GPs, other doctors and medical students will be heading a TUC march through central London on Saturday. We will be part of the large NHS contingent organised by Unite, the MPU's parent union. Our banner will be prominent (see picture). MPU doctors are continuing the fight for an NHS, oppressed by the new Health Act, keeping its core values of a comprehensive service free at the point of delivery.

Bad news for the NHS

MPU believes that the Health Act is bad news for the NHS. GPs are being used by the government to mis-inform the public that the NHS will be run by clinicians and will be designed ‘by the people that know you best, your GP’.

Dr Ron SingerClinical commissioning groups (CCGs) will not be run by GPs but by managers in CCGs and the commissioning support units (CSUs). Local services may be ‘tweaked’ by CCGs but the bottom line will be not to overspend the budget, which must gradually shrink as the NHS ‘savings’ programme rolls on, inflation outstrips any additions to the NHS budget and the private sector has to be paid its profits.

The fight against the Health Act during its passage through parliament was correct in its assessment of where the government wanted to take the NHS – into a raw, dog-eat-dog market in health care. Already private companies are contesting decisions that have gone against them in awarding NHS contracts costing NHS managers time and money.

This trend will grow as more contests for contracts are fought out within an ever more complex tendering, anti-competitive,  legal context. MPU says this is wasting scarce NHS money and time.

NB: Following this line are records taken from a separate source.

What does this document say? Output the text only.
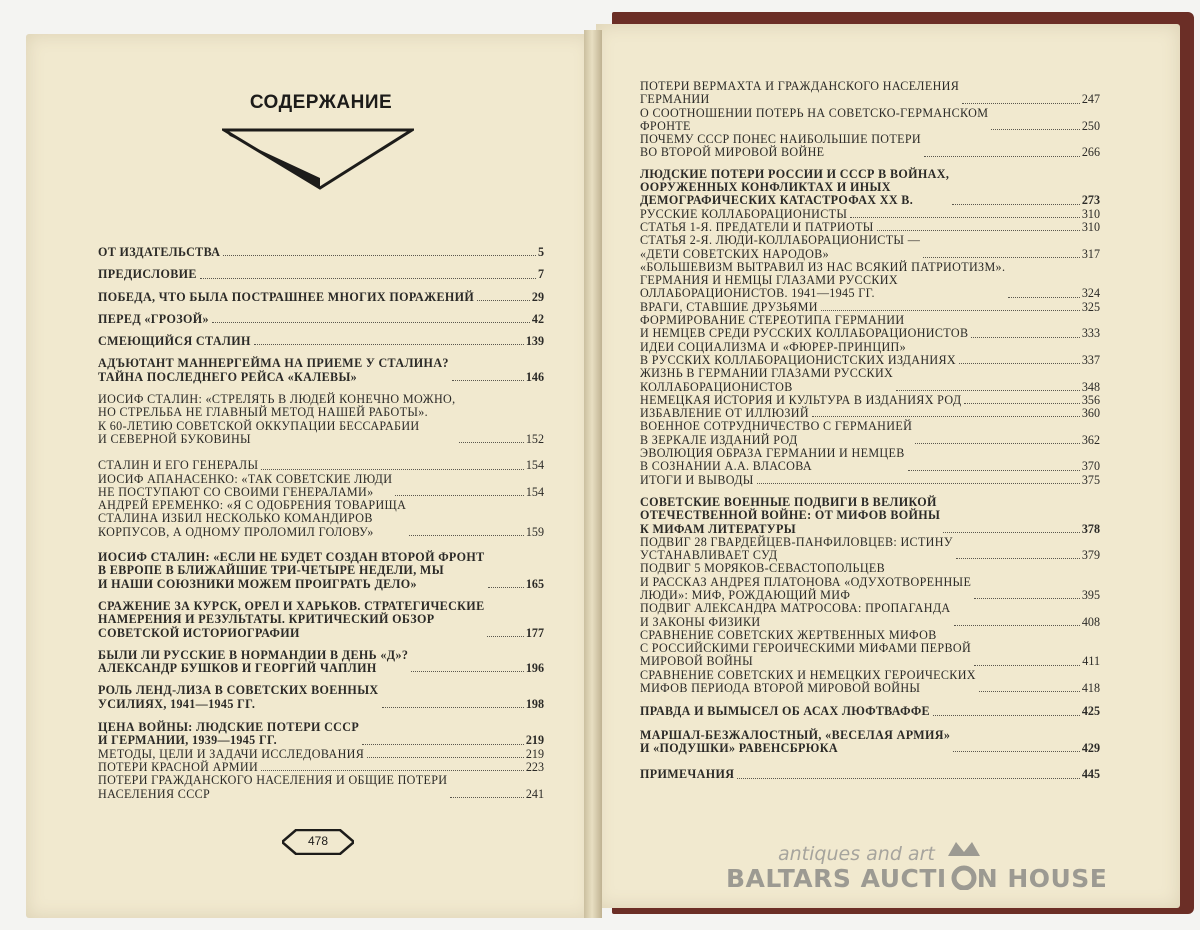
СОДЕРЖАНИЕ
ОТ ИЗДАТЕЛЬСТВА	5
ПРЕДИСЛОВИЕ	7
ПОБЕДА, ЧТО БЫЛА ПОСТРАШНЕЕ МНОГИХ ПОРАЖЕНИЙ	29
ПЕРЕД «ГРОЗОЙ»	42
СМЕЮЩИЙСЯ СТАЛИН	139
АДЪЮТАНТ МАННЕРГЕЙМА НА ПРИЕМЕ У СТАЛИНА?
ТАЙНА ПОСЛЕДНЕГО РЕЙСА «КАЛЕВЫ»	146
ИОСИФ СТАЛИН: «СТРЕЛЯТЬ В ЛЮДЕЙ КОНЕЧНО МОЖНО,
НО СТРЕЛЬБА НЕ ГЛАВНЫЙ МЕТОД НАШЕЙ РАБОТЫ».
К 60-ЛЕТИЮ СОВЕТСКОЙ ОККУПАЦИИ БЕССАРАБИИ
И СЕВЕРНОЙ БУКОВИНЫ	152
СТАЛИН И ЕГО ГЕНЕРАЛЫ	154
ИОСИФ АПАНАСЕНКО: «ТАК СОВЕТСКИЕ ЛЮДИ
НЕ ПОСТУПАЮТ СО СВОИМИ ГЕНЕРАЛАМИ»	154
АНДРЕЙ ЕРЕМЕНКО: «Я С ОДОБРЕНИЯ ТОВАРИЩА
СТАЛИНА ИЗБИЛ НЕСКОЛЬКО КОМАНДИРОВ
КОРПУСОВ, А ОДНОМУ ПРОЛОМИЛ ГОЛОВУ»	159
ИОСИФ СТАЛИН: «ЕСЛИ НЕ БУДЕТ СОЗДАН ВТОРОЙ ФРОНТ
В ЕВРОПЕ В БЛИЖАЙШИЕ ТРИ-ЧЕТЫРЕ НЕДЕЛИ, МЫ
И НАШИ СОЮЗНИКИ МОЖЕМ ПРОИГРАТЬ ДЕЛО»	165
СРАЖЕНИЕ ЗА КУРСК, ОРЕЛ И ХАРЬКОВ. СТРАТЕГИЧЕСКИЕ
НАМЕРЕНИЯ И РЕЗУЛЬТАТЫ. КРИТИЧЕСКИЙ ОБЗОР
СОВЕТСКОЙ ИСТОРИОГРАФИИ	177
БЫЛИ ЛИ РУССКИЕ В НОРМАНДИИ В ДЕНЬ «Д»?
АЛЕКСАНДР БУШКОВ И ГЕОРГИЙ ЧАПЛИН	196
РОЛЬ ЛЕНД-ЛИЗА В СОВЕТСКИХ ВОЕННЫХ
УСИЛИЯХ, 1941—1945 ГГ.	198
ЦЕНА ВОЙНЫ: ЛЮДСКИЕ ПОТЕРИ СССР
И ГЕРМАНИИ, 1939—1945 ГГ.	219
МЕТОДЫ, ЦЕЛИ И ЗАДАЧИ ИССЛЕДОВАНИЯ	219
ПОТЕРИ КРАСНОЙ АРМИИ	223
ПОТЕРИ ГРАЖДАНСКОГО НАСЕЛЕНИЯ И ОБЩИЕ ПОТЕРИ
НАСЕЛЕНИЯ СССР	241
ПОТЕРИ ВЕРМАХТА И ГРАЖДАНСКОГО НАСЕЛЕНИЯ
ГЕРМАНИИ	247
О СООТНОШЕНИИ ПОТЕРЬ НА СОВЕТСКО-ГЕРМАНСКОМ
ФРОНТЕ	250
ПОЧЕМУ СССР ПОНЕС НАИБОЛЬШИЕ ПОТЕРИ
ВО ВТОРОЙ МИРОВОЙ ВОЙНЕ	266
ЛЮДСКИЕ ПОТЕРИ РОССИИ И СССР В ВОЙНАХ,
ООРУЖЕННЫХ КОНФЛИКТАХ И ИНЫХ
ДЕМОГРАФИЧЕСКИХ КАТАСТРОФАХ XX В.	273
РУССКИЕ КОЛЛАБОРАЦИОНИСТЫ	310
СТАТЬЯ 1-Я. ПРЕДАТЕЛИ И ПАТРИОТЫ	310
СТАТЬЯ 2-Я. ЛЮДИ-КОЛЛАБОРАЦИОНИСТЫ —
«ДЕТИ СОВЕТСКИХ НАРОДОВ»	317
«БОЛЬШЕВИЗМ ВЫТРАВИЛ ИЗ НАС ВСЯКИЙ ПАТРИОТИЗМ».
ГЕРМАНИЯ И НЕМЦЫ ГЛАЗАМИ РУССКИХ
ОЛЛАБОРАЦИОНИСТОВ. 1941—1945 ГГ.	324
ВРАГИ, СТАВШИЕ ДРУЗЬЯМИ	325
ФОРМИРОВАНИЕ СТЕРЕОТИПА ГЕРМАНИИ
И НЕМЦЕВ СРЕДИ РУССКИХ КОЛЛАБОРАЦИОНИСТОВ	333
ИДЕИ СОЦИАЛИЗМА И «ФЮРЕР-ПРИНЦИП»
В РУССКИХ КОЛЛАБОРАЦИОНИСТСКИХ ИЗДАНИЯХ	337
ЖИЗНЬ В ГЕРМАНИИ ГЛАЗАМИ РУССКИХ
КОЛЛАБОРАЦИОНИСТОВ	348
НЕМЕЦКАЯ ИСТОРИЯ И КУЛЬТУРА В ИЗДАНИЯХ РОД	356
ИЗБАВЛЕНИЕ ОТ ИЛЛЮЗИЙ	360
ВОЕННОЕ СОТРУДНИЧЕСТВО С ГЕРМАНИЕЙ
В ЗЕРКАЛЕ ИЗДАНИЙ РОД	362
ЭВОЛЮЦИЯ ОБРАЗА ГЕРМАНИИ И НЕМЦЕВ
В СОЗНАНИИ А.А. ВЛАСОВА	370
ИТОГИ И ВЫВОДЫ	375
СОВЕТСКИЕ ВОЕННЫЕ ПОДВИГИ В ВЕЛИКОЙ
ОТЕЧЕСТВЕННОЙ ВОЙНЕ: ОТ МИФОВ ВОЙНЫ
К МИФАМ ЛИТЕРАТУРЫ	378
ПОДВИГ 28 ГВАРДЕЙЦЕВ-ПАНФИЛОВЦЕВ: ИСТИНУ
УСТАНАВЛИВАЕТ СУД	379
ПОДВИГ 5 МОРЯКОВ-СЕВАСТОПОЛЬЦЕВ
И РАССКАЗ АНДРЕЯ ПЛАТОНОВА «ОДУХОТВОРЕННЫЕ
ЛЮДИ»: МИФ, РОЖДАЮЩИЙ МИФ	395
ПОДВИГ АЛЕКСАНДРА МАТРОСОВА: ПРОПАГАНДА
И ЗАКОНЫ ФИЗИКИ	408
СРАВНЕНИЕ СОВЕТСКИХ ЖЕРТВЕННЫХ МИФОВ
С РОССИЙСКИМИ ГЕРОИЧЕСКИМИ МИФАМИ ПЕРВОЙ
МИРОВОЙ ВОЙНЫ	411
СРАВНЕНИЕ СОВЕТСКИХ И НЕМЕЦКИХ ГЕРОИЧЕСКИХ
МИФОВ ПЕРИОДА ВТОРОЙ МИРОВОЙ ВОЙНЫ	418
ПРАВДА И ВЫМЫСЕЛ ОБ АСАХ ЛЮФТВАФФЕ	425
МАРШАЛ-БЕЗЖАЛОСТНЫЙ, «ВЕСЕЛАЯ АРМИЯ»
И «ПОДУШКИ» РАВЕНСБРЮКА	429
ПРИМЕЧАНИЯ	445
478
antiques and art
BALTARS AUCTI N HOUSE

CCGs leaders are meanwhile being tied up with regulations that mean their scope for changing and choosing local services is ever more limited.

Rationing NHS care

GPs in CCGs are becoming only too well aware that their main task will be to cut and restrict local services to fit the budget – the exact opposite of government rhetoric. The CCG authorisation process is proving a hurdle too far for many CCGs as enthusiasm from both GP members and local practices dwindles.

For example, there is serious disquiet concerning CCGs’ constitutions, which can be a local version of the DH’s draft, and their relationship to local practices. Confusion and concern centres around the nature of support for the proposed constitution among local practices. The authorisation process says CCGs must demonstrate broad support for their constitution from local practices and GPs. But does ‘broad support' mean 100% of practices, 51% or perhaps just 25%? No-one knows.

Why does this matter to practices and their GPs? Because all GPs’ contract conditions change on 1 April next year. In order to continue as an NHS practice, the practice must become a member of a CCG. If a practice objects to any part of the constitution it will still have to join the CCG to stay in practice. If a practice has a major disagreement with its CCG in the future and loses the argument it will have to stay in the CCG anyway.

Draconian performance management

CCG managers and their GP leadership know this and so will feel emboldened to make whatever cuts they deem fit, pressure practices to refer less, stay open longer and at weekends and so on. The GPC has evidence from around the country that practices are being bullied into ‘signing’ constitutions that are not agreed locally and do not include involvement of LMCs (which many practices want to include) and contain potentially draconian performance management clauses. Even the head of the NHS, Sir David Nicholson, now says GP involvement of this type will end in tears.

I believe that CCGs will become more disliked by GPs than any former PCT because CCGs will have more power over GP performance that any PCT ever wished for!  Perhaps now is the time to consider withdrawing from CCG involvement before it becomes law to do so. For all these reasons, and because we want the NHS to stay publicly owned and delivered by people who care about the NHS as a service, we will be marching on Saturday.  Feel free to join us.